One of the things that most fascinates me about tragedies such as the Essex is how the various types of stress and situations that these men encountered affected their psyche. Because of this interest, I was excited by how much Philbrick explored topics about how the mental state is affected by the stress, starvation, and myriad of other factors that played into this experience. It's extremely apparent that Philbrick not only dove deep into researching the account of the Essex, but also into topics such as the psychology of tragedies and survival in order to develop a well-rounded and detailed exploration of all aspects of this tragedy.

No matter how many survival nonfiction accounts I read, I never seem to be able to comprehend or get over just how resilient humans can be. It always strikes me to see men such as those from the Essex, battle through near-starvation and dehydration and almost dangle on the edge of death for so long when i feel like in other areas of life we are so often reminded of how fragile the human body is. These stories really remind me that it's always worth it to keep fighting no matter how desperate the situation or how easy it seems to just give up instead. I think that's one reason I can't get enough of these stories, that despite situations that feel utterly hopeless, there's always a reason to just keep pushing towards the destination, because you never know what can happen. I confess I"m usually a rather cynical person, but there's something about these stories that always get to me.

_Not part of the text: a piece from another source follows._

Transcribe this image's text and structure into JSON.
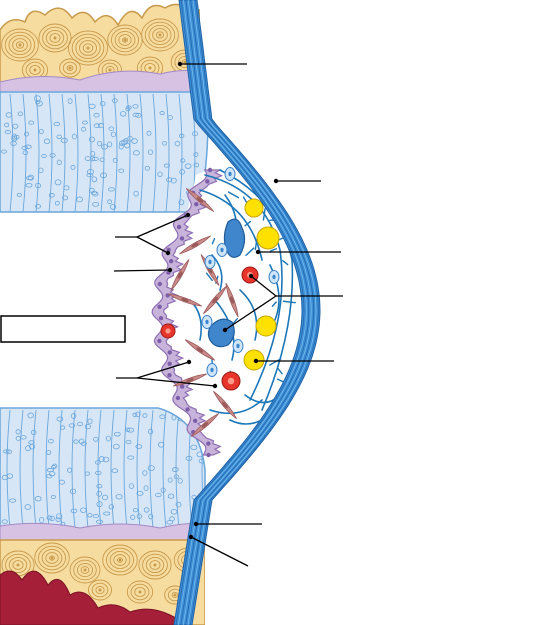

Overall, it's an easy five stars from me! If you enjoy nonfiction, survival stories, sea wrecks, or simply a riveting narrative, then you really need to pick up In the Heart of the Sea. I promise you won't regret it.
Also: if you have any great survival/sea-wreck/etc. stories, please do recommend them!


  1. I love survival stories, I'll have to check this one out!

  2. Wow, this really sounds good! I had no idea Moby Dick was based on a true story. Thanks for sharing!